東日本大震災から9年。この災害による死者・行方不明者は1万8000人を超え、戦後最大の自然災害となっている。だが明治時代まで遡ると、これより多くの犠牲をともなった自然災害が二度も起きていた。明治三陸大津波と関東大震災だ。
1896年(明治29年)6月15日に発生した明治三陸大津波は、115年後の3月11日に起きた津波と同じく、東北、三陸沿岸の町や人々をのみ込んだ。のちにナショナル ジオグラフィック協会の理事となる女性ジャーナリスト、エライザ・シドモアは、同年9月号でその惨状を伝えた。
三陸の海岸線は大きく様相を変えた
三陸地方を襲った津波による死者は2万6975人、負傷者数は5890人。倒壊した家屋は9313戸、打ち上げられた大型船舶は約300隻、倒壊したり沖に押し流されたりした漁船は1万隻以上にもなったという。使用不可能になった農地は数千ヘクタールにも達し、三陸の海岸線は津波の前と後では大きく様相を変えた。(編注:被害データは当時の記事に掲載されたものです)

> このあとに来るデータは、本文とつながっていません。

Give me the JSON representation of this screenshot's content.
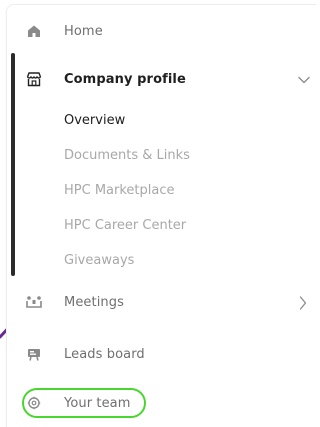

現場は背後に高い山を控えた交通の不便な所で、電報局の施設も被災し、この大災害が東京へ伝わるまでにはかなりの時間がかかったようだ。しかし、その後全国各地から救援の物資や資金が続々と集まり、軍隊や警察の関係者、医療関係者など救援隊も続々現地入りした。
この地域は昔からよく津波に襲われてきた。だが、6月15日は気圧計は何の異常も示していなかったし、13回に及んだ小規模な地震も特に住民を驚かすようなことはなかった。この日、空模様は小雨で、気温は27~32℃と、かなり蒸し暑かったらしい。
それが突然、大音響とともに海水が民家に押し寄せてきて、一瞬のうちに人々をのみ込んだのである。
波が黒い壁になり襲いかかってきた
助かった住民の証言によると、高波が押し寄せる直前に、突然海の水が600メートル近くも沖へ向かって後退したのだそうだ。その後、波が高さ24メートルはあろうかという真っ黒い壁に変身し、打ち付けるように岸に向かって襲いかかってきたという。
生存者たちは「津波だ」と大声で叫びながら一目散に高地へ殺到した。家の2階へ避難した人も大勢いたが、ほとんどの人は結局波にのまれるか、漂流物にぶつかったりして命を落としたという。